It’s been three years since our reporter Mari Morimoto has been on an airplane, and more than 10 years since she’s visited the Chugoku region of Japan. So when she found herself in Hiroshima for business last week, she decided to make the most of her time there by adding a quick trip to nearby Miyajima to her itinerary.
This would be her first time visiting the famous World Heritage site, which is home to the beautiful Itsukushima Shrine and its equally beautiful giant vermillion torii gate, which stands in the water in front of it.
After alighting at Miyajimaguchi Station on the JR Sanyo Main Line, Mari followed the directions to the ferry terminal, where she hopped on a ferry for the short ten-minute ride over to the island.
The verdant green of the mountains and the fresh blue of the sea and sky were vivid and soothing to the eye. As she breathed in the sea air, she realized it had been years since she was able to get away on a trip like this to unwind away from her home and office.
Stepping off the ferry and onto the picturesque island, Mari was immediately surrounded by deer, who roam freely around the island, just like the deer in Nara Park.
Momentarily distracted by the deer and soft-serve ice cream shops, a few minutes passed before Mari looked out to sea in search of the famous torii gate that’s so symbolic of the island. However, when she gazed out over the water, she discovered the torii gate was surrounded by scaffolding.
Mari’s hopeful gaze quickly turned into one of disappointment, as she realized she should’ve done some research before travelling to the island. If she had done her research, she would’ve known that the giant torii gate has been undergoing restoration work since 2019.
Thankfully, Mari is a glass-half-full type of traveller, so she decided to simply be grateful that she was able to travel to the island at all. With this sense of gratitude, the view of scaffolding from the shrine buildings didn’t look so bad at all.
She figured she was actually fortunate to be able to see it like this. Sure, other travellers may have captured picture-perfect selfies of themselves with the gate in the past, but out of all the millions of people who’ve visited the island, not everyone can say they’ve seen the view look like this.
According to the Miyajima Tourism Association website, this is the first time the gate has undergone repairs since it was built 140 years ago. So from that point of view, seeing the gate like this is a once-in-a-lifetime opportunity.

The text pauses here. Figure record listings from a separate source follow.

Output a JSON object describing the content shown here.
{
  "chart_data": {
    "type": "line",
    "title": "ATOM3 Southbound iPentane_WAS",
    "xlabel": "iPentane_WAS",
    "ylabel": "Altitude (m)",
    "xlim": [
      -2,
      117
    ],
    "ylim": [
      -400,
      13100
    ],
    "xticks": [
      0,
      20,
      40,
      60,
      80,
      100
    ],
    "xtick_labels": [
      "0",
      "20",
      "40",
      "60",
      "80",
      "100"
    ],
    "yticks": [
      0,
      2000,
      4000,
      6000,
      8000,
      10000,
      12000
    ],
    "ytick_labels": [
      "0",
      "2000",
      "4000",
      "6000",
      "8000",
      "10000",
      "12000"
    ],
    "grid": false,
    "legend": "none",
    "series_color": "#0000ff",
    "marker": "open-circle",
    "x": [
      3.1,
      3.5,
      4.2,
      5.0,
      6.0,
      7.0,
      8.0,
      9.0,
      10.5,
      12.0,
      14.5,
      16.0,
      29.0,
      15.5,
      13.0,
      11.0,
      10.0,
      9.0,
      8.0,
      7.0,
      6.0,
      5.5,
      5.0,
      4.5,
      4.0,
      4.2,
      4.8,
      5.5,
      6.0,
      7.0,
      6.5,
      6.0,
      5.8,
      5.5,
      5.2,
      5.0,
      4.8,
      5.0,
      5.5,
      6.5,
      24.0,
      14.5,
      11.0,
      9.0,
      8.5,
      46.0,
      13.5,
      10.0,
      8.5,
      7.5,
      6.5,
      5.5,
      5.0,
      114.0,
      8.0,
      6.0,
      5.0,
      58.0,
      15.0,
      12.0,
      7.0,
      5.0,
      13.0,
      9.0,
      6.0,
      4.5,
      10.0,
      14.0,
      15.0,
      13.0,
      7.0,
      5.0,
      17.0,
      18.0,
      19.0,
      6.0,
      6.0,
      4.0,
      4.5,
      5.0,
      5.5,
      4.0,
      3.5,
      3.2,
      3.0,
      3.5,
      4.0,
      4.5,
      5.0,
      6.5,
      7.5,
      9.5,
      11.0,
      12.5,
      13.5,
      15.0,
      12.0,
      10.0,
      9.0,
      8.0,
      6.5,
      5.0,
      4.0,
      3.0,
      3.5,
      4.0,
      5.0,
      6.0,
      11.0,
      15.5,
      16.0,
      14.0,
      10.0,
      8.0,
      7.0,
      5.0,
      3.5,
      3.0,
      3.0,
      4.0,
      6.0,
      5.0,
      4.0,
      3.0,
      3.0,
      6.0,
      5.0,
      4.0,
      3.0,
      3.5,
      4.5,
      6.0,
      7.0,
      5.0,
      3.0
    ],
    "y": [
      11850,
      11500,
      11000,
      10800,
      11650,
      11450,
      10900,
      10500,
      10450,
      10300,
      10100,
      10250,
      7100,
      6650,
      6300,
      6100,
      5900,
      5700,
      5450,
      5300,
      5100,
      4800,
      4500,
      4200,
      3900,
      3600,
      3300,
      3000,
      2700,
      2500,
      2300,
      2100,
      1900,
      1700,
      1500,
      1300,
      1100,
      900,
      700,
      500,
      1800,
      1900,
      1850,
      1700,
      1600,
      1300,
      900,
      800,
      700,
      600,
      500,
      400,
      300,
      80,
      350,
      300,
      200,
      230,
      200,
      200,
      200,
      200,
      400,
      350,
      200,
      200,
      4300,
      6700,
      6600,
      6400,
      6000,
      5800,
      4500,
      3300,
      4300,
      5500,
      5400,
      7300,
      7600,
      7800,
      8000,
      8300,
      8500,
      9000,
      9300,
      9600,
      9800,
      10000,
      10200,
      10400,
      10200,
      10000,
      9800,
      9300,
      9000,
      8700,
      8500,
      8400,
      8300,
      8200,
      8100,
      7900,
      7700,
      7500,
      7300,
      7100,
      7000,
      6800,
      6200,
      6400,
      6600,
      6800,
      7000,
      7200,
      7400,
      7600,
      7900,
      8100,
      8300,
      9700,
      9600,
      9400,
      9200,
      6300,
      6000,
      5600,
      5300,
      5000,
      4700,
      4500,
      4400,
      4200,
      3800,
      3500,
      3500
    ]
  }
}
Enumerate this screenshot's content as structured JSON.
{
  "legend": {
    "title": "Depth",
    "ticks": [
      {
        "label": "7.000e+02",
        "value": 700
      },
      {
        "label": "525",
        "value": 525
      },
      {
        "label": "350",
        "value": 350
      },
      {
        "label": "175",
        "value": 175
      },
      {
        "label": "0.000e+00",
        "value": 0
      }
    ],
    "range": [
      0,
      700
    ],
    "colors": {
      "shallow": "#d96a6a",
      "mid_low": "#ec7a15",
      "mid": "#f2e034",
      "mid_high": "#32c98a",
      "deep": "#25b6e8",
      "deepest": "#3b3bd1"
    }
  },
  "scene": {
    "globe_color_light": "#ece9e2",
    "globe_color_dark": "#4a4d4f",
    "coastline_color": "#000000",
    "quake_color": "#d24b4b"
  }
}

▼ There’s more to Miyajima than just the famous gate, of course — the shrine buildings are looking absolutely beautiful at the moment.
▼ Hand sanitisers are a modern addition to the shrine.

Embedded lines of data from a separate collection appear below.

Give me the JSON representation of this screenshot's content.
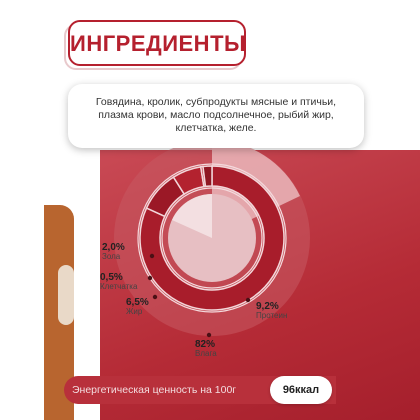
{
  "title": "ИНГРЕДИЕНТЫ",
  "ingredients_lines": [
    "Говядина, кролик, субпродукты мясные и птичьи,",
    "плазма крови, масло подсолнечное, рыбий жир,",
    "клетчатка, желе."
  ],
  "energy": {
    "label": "Энергетическая ценность на 100г",
    "value": "96ккал"
  },
  "colors": {
    "accent": "#b5202e",
    "zone": "#b52b36"
  },
  "chart_data": {
    "type": "pie",
    "slices": [
      {
        "name": "Влага",
        "value_label": "82%",
        "value": 82
      },
      {
        "name": "Протеин",
        "value_label": "9,2%",
        "value": 9.2
      },
      {
        "name": "Жир",
        "value_label": "6,5%",
        "value": 6.5
      },
      {
        "name": "Клетчатка",
        "value_label": "0,5%",
        "value": 0.5
      },
      {
        "name": "Зола",
        "value_label": "2,0%",
        "value": 2.0
      }
    ]
  }
}
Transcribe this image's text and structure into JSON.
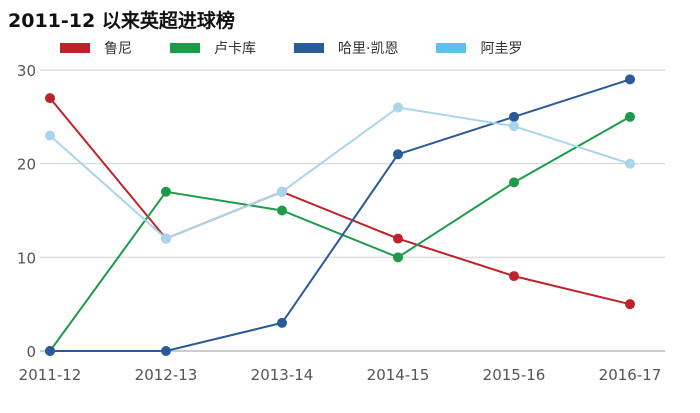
{
  "chart_data": {
    "type": "line",
    "title": "2011-12 以来英超进球榜",
    "xlabel": "",
    "ylabel": "",
    "ylim": [
      0,
      30
    ],
    "yticks": [
      0,
      10,
      20,
      30
    ],
    "categories": [
      "2011-12",
      "2012-13",
      "2013-14",
      "2014-15",
      "2015-16",
      "2016-17"
    ],
    "grid": true,
    "legend_position": "top",
    "series": [
      {
        "name": "鲁尼",
        "color": "#c0222b",
        "values": [
          27,
          12,
          17,
          12,
          8,
          5
        ]
      },
      {
        "name": "卢卡库",
        "color": "#1e9a4b",
        "values": [
          0,
          17,
          15,
          10,
          18,
          25
        ]
      },
      {
        "name": "哈里·凯恩",
        "color": "#2a5a97",
        "values": [
          0,
          0,
          3,
          21,
          25,
          29
        ]
      },
      {
        "name": "阿圭罗",
        "color": "#a8d4ee",
        "values": [
          23,
          12,
          17,
          26,
          24,
          20
        ]
      }
    ]
  }
}
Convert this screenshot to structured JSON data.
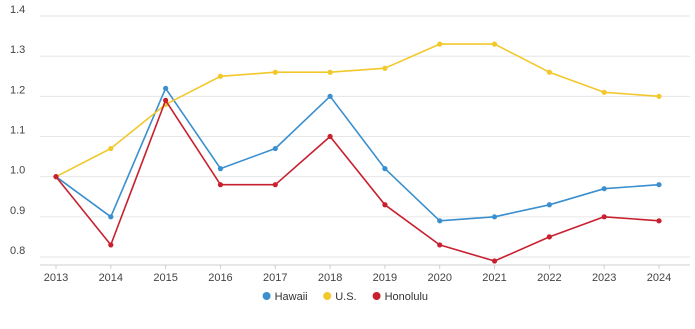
{
  "chart_data": {
    "type": "line",
    "title": "",
    "xlabel": "",
    "ylabel": "",
    "x": [
      "2013",
      "2014",
      "2015",
      "2016",
      "2017",
      "2018",
      "2019",
      "2020",
      "2021",
      "2022",
      "2023",
      "2024"
    ],
    "ylim": [
      0.78,
      1.42
    ],
    "yticks": [
      0.8,
      0.9,
      1.0,
      1.1,
      1.2,
      1.3,
      1.4
    ],
    "ytick_labels": [
      "0.8",
      "0.9",
      "1.0",
      "1.1",
      "1.2",
      "1.3",
      "1.4"
    ],
    "grid": true,
    "legend_position": "bottom",
    "series": [
      {
        "name": "Hawaii",
        "color": "#3a8fce",
        "values": [
          1.0,
          0.9,
          1.22,
          1.02,
          1.07,
          1.2,
          1.02,
          0.89,
          0.9,
          0.93,
          0.97,
          0.98
        ]
      },
      {
        "name": "U.S.",
        "color": "#f2c82a",
        "values": [
          1.0,
          1.07,
          1.18,
          1.25,
          1.26,
          1.26,
          1.27,
          1.33,
          1.33,
          1.26,
          1.21,
          1.2
        ]
      },
      {
        "name": "Honolulu",
        "color": "#c8202f",
        "values": [
          1.0,
          0.83,
          1.19,
          0.98,
          0.98,
          1.1,
          0.93,
          0.83,
          0.79,
          0.85,
          0.9,
          0.89
        ]
      }
    ]
  }
}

Mari found herself wishing she’d visited at high tide so she could view the buildings surrounded by water, as if they were floating. But then she stopped and reminded herself again to be grateful.
Not everyone can travel to Miyajima right now, so Mari decided to live in the moment and enjoy it for what it was. There’s beauty in imperfection everywhere, if only you open your eyes to let it in.
Mari spent a good few hours strolling around the island and seeing the sights before she had to get back on the ferry and return to her work duties. And when she did, she turned for one more look at the splendor of the shrine, surrounded by the green of the mountains and the blue of the sky and sea.
It was a majestic sight, and Mari was glad she was able to spend time there, if only for a short while. The shrine and its gate has been greeting visitors since 1875, and with repairs and restoration underway like this, it’ll be around long after the scaffolding comes off later this year.
So whenever you come across scaffolding at a historic site in Japan, remember to stop and see the beauty and joy in the moment. And sometimes, you might just be able to see something that makes you laugh a little too!